Z szacunkiem do przeciwnika

11

Zero agresji, tylko gra fair-play. Taką zasadę przestrzegali młodzi zawodnicy, którzy zdecydowali się wziąć udział w rozgrywkach Dzikich Drużyn, przygotowanych przez RCS w ramach Akcji Lato. Jak zapewniają sędziowie zawodów, ani razu nie musieli korzystać z żółtej czy czerwonej kartki.

– Chłopcy grają naprawdę fajną piłkę są młodzi zdolni. Nic tylko sędziować. Różnicy między nimi specjalnie nie widać, gdzieś to wszystko się zaciera. Jedni na co dzień walczą dla Amico, a inni dla Zagłębia. Nie można jednak zapominać o ligach amatorskich, takich jak Playarena, gdzie zawodnicy również się ogrywają. Poziom więc jest bardzo wyrównany. Jeśli chodzi o rywalizację, to jest jak najbardziej fair-play – powiedział Patryk Jężak, jeden z sędziów Turnieju Dzikich Drużyn.
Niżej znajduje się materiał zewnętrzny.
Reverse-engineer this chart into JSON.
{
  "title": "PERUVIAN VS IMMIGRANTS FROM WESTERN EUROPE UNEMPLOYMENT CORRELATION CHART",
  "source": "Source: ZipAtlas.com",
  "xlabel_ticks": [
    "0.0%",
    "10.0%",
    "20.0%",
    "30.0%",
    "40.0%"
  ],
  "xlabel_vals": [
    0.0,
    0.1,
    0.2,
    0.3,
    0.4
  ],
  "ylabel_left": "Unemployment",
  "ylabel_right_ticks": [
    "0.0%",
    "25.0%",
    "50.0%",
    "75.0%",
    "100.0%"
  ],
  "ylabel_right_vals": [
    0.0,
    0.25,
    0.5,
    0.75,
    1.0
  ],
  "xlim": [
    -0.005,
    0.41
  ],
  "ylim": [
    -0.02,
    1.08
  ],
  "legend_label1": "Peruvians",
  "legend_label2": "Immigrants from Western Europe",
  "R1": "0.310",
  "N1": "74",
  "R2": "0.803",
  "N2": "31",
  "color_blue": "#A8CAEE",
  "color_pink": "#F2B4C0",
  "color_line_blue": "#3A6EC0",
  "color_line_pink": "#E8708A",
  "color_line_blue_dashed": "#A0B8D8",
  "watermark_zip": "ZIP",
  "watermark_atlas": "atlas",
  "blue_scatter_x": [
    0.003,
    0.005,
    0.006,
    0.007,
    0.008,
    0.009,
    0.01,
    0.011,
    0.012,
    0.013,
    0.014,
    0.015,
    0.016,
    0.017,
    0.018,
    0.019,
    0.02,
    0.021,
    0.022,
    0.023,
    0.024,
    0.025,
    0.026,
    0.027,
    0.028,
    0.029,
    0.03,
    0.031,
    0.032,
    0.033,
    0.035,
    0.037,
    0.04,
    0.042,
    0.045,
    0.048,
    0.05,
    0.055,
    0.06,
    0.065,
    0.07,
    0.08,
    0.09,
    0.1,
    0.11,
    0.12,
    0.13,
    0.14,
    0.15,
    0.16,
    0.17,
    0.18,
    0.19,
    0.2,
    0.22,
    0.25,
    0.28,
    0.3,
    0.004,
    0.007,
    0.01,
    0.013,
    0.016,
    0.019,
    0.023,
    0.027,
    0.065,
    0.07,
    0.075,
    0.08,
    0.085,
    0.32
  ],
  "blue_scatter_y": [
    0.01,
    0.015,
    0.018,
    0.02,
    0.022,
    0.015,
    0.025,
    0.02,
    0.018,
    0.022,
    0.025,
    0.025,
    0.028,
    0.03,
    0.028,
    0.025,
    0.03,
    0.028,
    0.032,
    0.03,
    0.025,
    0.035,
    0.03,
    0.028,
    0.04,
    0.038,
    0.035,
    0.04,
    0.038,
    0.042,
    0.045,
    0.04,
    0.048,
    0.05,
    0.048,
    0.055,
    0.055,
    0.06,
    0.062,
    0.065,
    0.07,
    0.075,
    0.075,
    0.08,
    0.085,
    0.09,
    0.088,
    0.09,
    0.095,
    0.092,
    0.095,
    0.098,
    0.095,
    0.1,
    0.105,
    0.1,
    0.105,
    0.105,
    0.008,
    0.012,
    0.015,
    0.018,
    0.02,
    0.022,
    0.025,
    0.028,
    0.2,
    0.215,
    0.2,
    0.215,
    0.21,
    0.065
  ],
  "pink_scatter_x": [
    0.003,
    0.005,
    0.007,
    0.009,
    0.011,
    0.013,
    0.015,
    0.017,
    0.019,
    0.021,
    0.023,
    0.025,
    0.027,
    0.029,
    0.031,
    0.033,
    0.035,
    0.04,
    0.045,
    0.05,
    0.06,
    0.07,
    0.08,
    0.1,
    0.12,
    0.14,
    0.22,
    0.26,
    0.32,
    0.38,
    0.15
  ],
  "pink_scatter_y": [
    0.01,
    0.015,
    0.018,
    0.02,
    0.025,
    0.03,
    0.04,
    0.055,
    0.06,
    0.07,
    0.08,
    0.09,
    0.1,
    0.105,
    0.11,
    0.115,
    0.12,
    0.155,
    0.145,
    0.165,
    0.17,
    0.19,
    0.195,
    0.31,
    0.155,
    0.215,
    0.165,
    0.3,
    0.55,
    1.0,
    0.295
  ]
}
Dziś w rywalizacji wzięli udział piłkarze z rocznika 1997/1998. W grupie „A” wystąpiły ekipy: Palermo, Chcesz Leżeć, FC Ziemniaczki, natomiast w koszyku „B”: Real Madryt, Drużyna Kubusia Puchatka oraz Cyganeria.

W meczu o trzecie miejsce drużyna Kubusia Puchatka pokonała drużynę Palermo 6:3. W finale ekipa Chcesz Leżeć zremisowała 2:2 z Realem Madryt, ale lepiej wykonywała rzuty karne (3:1). Kolejny turniej odbędzie się 21 sierpnia o godz. 11.00.